Sin duda, la separación. Fue brutal escribirla porque después de todo el viaje que hacen Gabriel y Lilith para fusionarse, para convertirse en algo completo, tener que separarlos fue desgarrador. No era solo separar dos personajes: era romper esa integración que tanto les costó lograr, devolverlos a la incompletitud. Escribir esa escena me obligó a enfrentarme con la fragilidad del equilibrio, con la idea de que incluso lo que parece perfecto puede romperse. Fue doloroso, pero necesario. No todas las fusiones son permanentes, y ese dolor también es parte de la historia.

  1. ¿Qué te gustaría que sintiera el lector al cerrar el libro?

Me gustaría que sintiera que el cambio es posible. Que los sistemas que parecen inamovibles pueden transformarse. Que las divisiones que nos parecen eternas pueden superarse. Gabriel y Lilith logran algo que todo su universo consideraba imposible, y quiero que el lector cierre el libro pensando: ‘¿Qué imposibles puedo yo desafiar?’ No hablo solo de grandes revoluciones cósmicas, sino de pequeñas fusiones personales: aceptar tu vulnerabilidad sin dejar de ser fuerte, ser compasivo sin perder coherencia. Quiero que sientan que la integración es posible.

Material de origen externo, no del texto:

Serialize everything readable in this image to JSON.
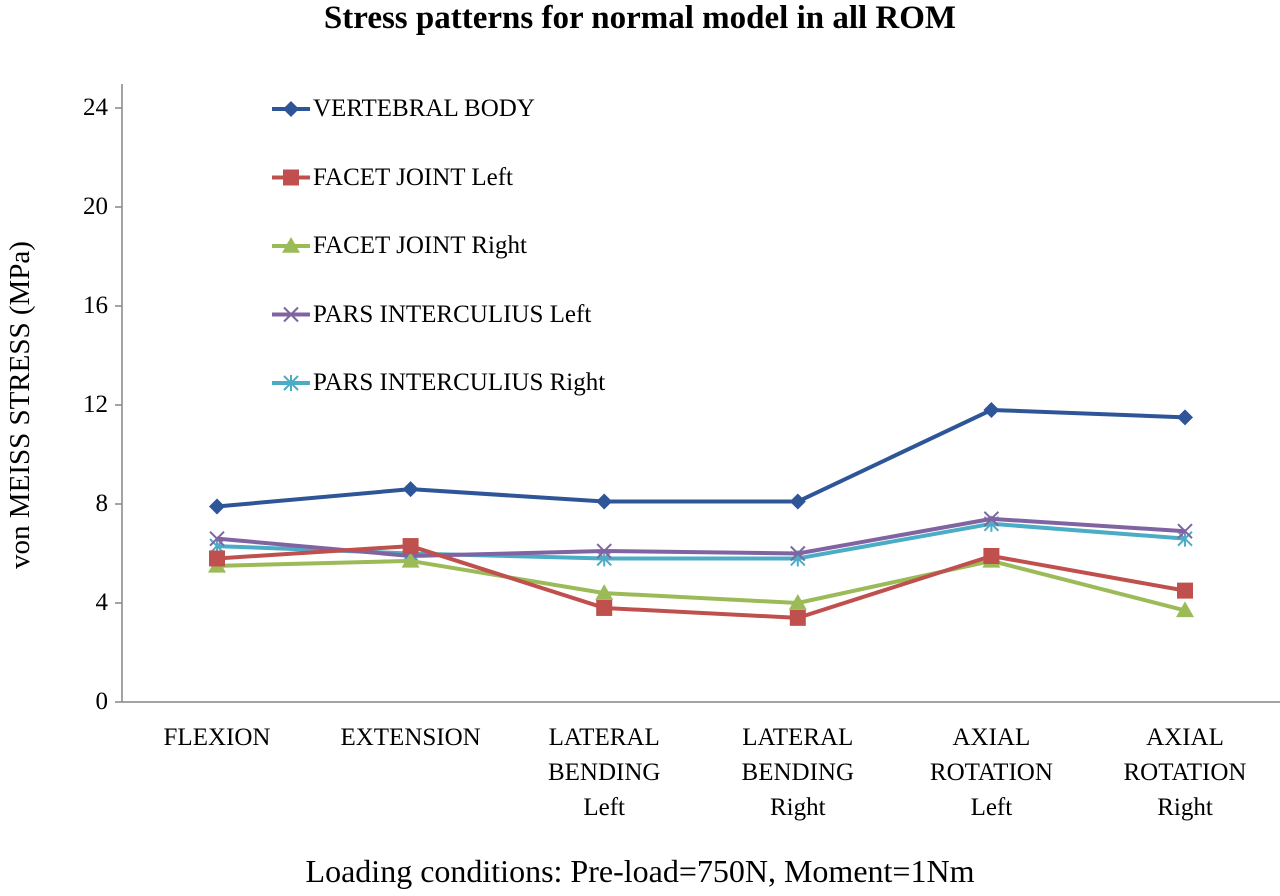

  1. Si tuvieras que definir la novela en una sola palabra, ¿cuál sería?

Sumar. Vivimos en un mundo obsesionado con restar: elimina tus defectos, vence a tu enemigo, destruye lo que es diferente. Pero Gabelith propone lo contrario: sumar. Luz más oscuridad. Compasión más determinación. Empatía más coherencia. Gabriel y Lilith descubren que cuando sumas en lugar de restar, cuando integras en lugar de eliminar, te vuelves infinitamente más poderoso. Esa palabra lo resume todo: sumar es evolucionar.

  1. ¿Qué mensaje crees que aporta esta obra al lector actual?

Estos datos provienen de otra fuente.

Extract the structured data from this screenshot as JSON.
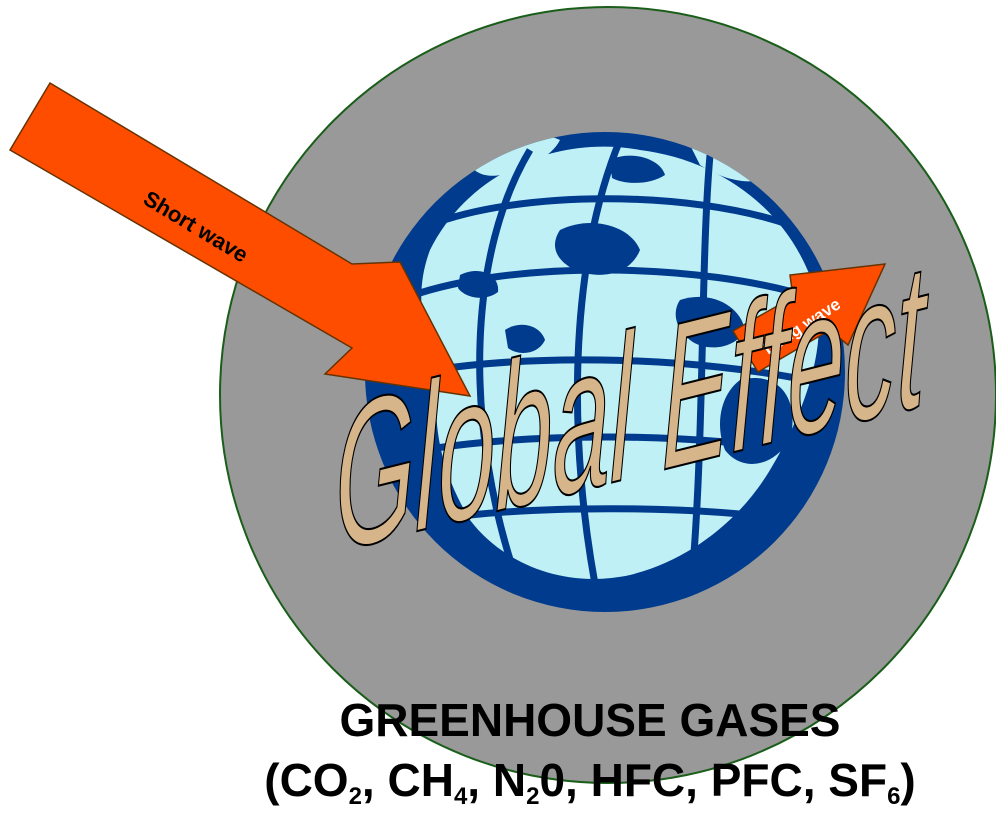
{
  "colors": {
    "atmosphere": "#999999",
    "atmosphere_border": "#1a5e1a",
    "ocean": "#003b8e",
    "land": "#bff0f5",
    "arrow": "#ff4d00",
    "effect_text": "#d6b58a"
  },
  "diagram": {
    "short_wave_label": "Short wave",
    "long_wave_label": "Long wave",
    "effect_label": "Global Effect"
  },
  "gases": {
    "title": "GREENHOUSE GASES",
    "open": "(",
    "close": ")",
    "sep": ", ",
    "co2": {
      "base": "CO",
      "sub": "2"
    },
    "ch4": {
      "base": "CH",
      "sub": "4"
    },
    "n2o": {
      "base": "N",
      "sub": "2",
      "tail": "0"
    },
    "hfc": "HFC",
    "pfc": "PFC",
    "sf6": {
      "base": "SF",
      "sub": "6"
    }
  }
}
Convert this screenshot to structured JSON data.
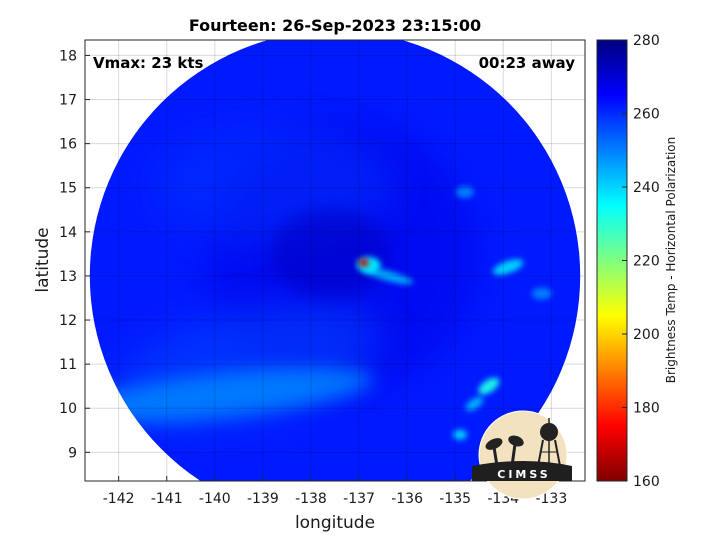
{
  "figure": {
    "title": "Fourteen: 26-Sep-2023 23:15:00",
    "xlabel": "longitude",
    "ylabel": "latitude",
    "vmax_label": "Vmax: 23 kts",
    "time_label": "00:23 away",
    "colorbar_label": "Brightness Temp - Horizontal Polarization",
    "logo_text": "CIMSS"
  },
  "chart_data": {
    "type": "heatmap",
    "title": "Fourteen: 26-Sep-2023 23:15:00",
    "xlabel": "longitude",
    "ylabel": "latitude",
    "xlim": [
      -142.7,
      -132.3
    ],
    "ylim": [
      8.35,
      18.35
    ],
    "x_ticks": [
      -142,
      -141,
      -140,
      -139,
      -138,
      -137,
      -136,
      -135,
      -134,
      -133
    ],
    "x_tick_labels": [
      "-142",
      "-141",
      "-140",
      "-139",
      "-138",
      "-137",
      "-136",
      "-135",
      "-134",
      "-133"
    ],
    "y_ticks": [
      9,
      10,
      11,
      12,
      13,
      14,
      15,
      16,
      17,
      18
    ],
    "y_tick_labels": [
      "9",
      "10",
      "11",
      "12",
      "13",
      "14",
      "15",
      "16",
      "17",
      "18"
    ],
    "grid": true,
    "colorbar": {
      "label": "Brightness Temp - Horizontal Polarization",
      "min": 160,
      "max": 280,
      "ticks": [
        160,
        180,
        200,
        220,
        240,
        260,
        280
      ],
      "tick_labels": [
        "160",
        "180",
        "200",
        "220",
        "240",
        "260",
        "280"
      ],
      "colormap": "jet"
    },
    "swath_center": {
      "lon": -137.5,
      "lat": 13.0
    },
    "swath_radius_deg": 5.1,
    "background_value": 262,
    "features": [
      {
        "name": "core-minimum",
        "lon": -136.9,
        "lat": 13.3,
        "value": 170
      },
      {
        "name": "core-ring",
        "lon": -136.8,
        "lat": 13.25,
        "value": 235
      },
      {
        "name": "band-east",
        "lon": -136.4,
        "lat": 13.0,
        "value": 242
      },
      {
        "name": "cell-east-1",
        "lon": -133.9,
        "lat": 13.2,
        "value": 238
      },
      {
        "name": "cell-east-2",
        "lon": -133.2,
        "lat": 12.6,
        "value": 245
      },
      {
        "name": "cell-southeast-1",
        "lon": -134.3,
        "lat": 10.5,
        "value": 232
      },
      {
        "name": "cell-southeast-2",
        "lon": -134.6,
        "lat": 10.1,
        "value": 240
      },
      {
        "name": "cell-southeast-3",
        "lon": -134.9,
        "lat": 9.4,
        "value": 238
      },
      {
        "name": "cell-north",
        "lon": -134.8,
        "lat": 14.9,
        "value": 245
      },
      {
        "name": "warm-band-south",
        "lon": -139.8,
        "lat": 10.3,
        "value": 248
      },
      {
        "name": "cold-patch-center",
        "lon": -137.6,
        "lat": 13.5,
        "value": 272
      }
    ]
  }
}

Aporta varias cosas que el lector actual necesita desesperadamente. Primero, una fantasía: un escape hacia un universo épico donde todo es posible. Segundo, un descanso de la perfección impuesta, de esa exigencia constante de ser una versión pulida y unidimensional de nosotros mismos. Tercero, una bocanada de aire fresco: la idea radical de que puedes ser complejo, contradictorio e imperfecto sin estar roto. Y finalmente, una elevación del alma, ese recordatorio de que integrar tus sombras no te debilita, te completa. En un mundo que nos fragmenta constantemente, Gabelith propone integración.

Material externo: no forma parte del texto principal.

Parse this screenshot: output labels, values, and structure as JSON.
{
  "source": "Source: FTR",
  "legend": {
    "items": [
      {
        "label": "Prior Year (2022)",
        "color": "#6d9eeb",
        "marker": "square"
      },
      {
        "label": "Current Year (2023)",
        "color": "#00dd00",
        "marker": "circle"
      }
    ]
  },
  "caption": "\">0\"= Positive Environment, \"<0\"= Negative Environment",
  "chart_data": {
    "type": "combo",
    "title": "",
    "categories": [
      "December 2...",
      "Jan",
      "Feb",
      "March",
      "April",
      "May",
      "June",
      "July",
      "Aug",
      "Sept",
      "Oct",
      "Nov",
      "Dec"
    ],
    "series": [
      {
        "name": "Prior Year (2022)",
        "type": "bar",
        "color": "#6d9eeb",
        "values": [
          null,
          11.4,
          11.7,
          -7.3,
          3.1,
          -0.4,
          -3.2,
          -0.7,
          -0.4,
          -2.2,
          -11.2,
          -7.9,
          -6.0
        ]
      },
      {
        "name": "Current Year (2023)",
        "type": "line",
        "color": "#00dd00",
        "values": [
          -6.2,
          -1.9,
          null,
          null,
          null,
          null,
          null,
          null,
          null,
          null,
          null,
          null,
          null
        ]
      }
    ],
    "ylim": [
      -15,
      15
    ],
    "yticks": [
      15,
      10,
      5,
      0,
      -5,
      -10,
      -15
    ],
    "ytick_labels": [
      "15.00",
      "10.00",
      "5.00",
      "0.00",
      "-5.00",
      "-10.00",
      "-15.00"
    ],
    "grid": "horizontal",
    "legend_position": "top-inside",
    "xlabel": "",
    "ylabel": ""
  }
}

  1. ¿Cuál es tu nombre de usuario en redes sociales (especialmente Instagram)?

Me encuentran como @Pphilipan en Instagram. De pequeño siempre pensé que era Peter Pan y mi madre era Wendy. Fantasear viene de lejos. Lo único que ha cambiado es que ahora construyo universos de cinco reinos en lugar de volar a Nunca Jamás. Pero la magia sigue siendo la misma.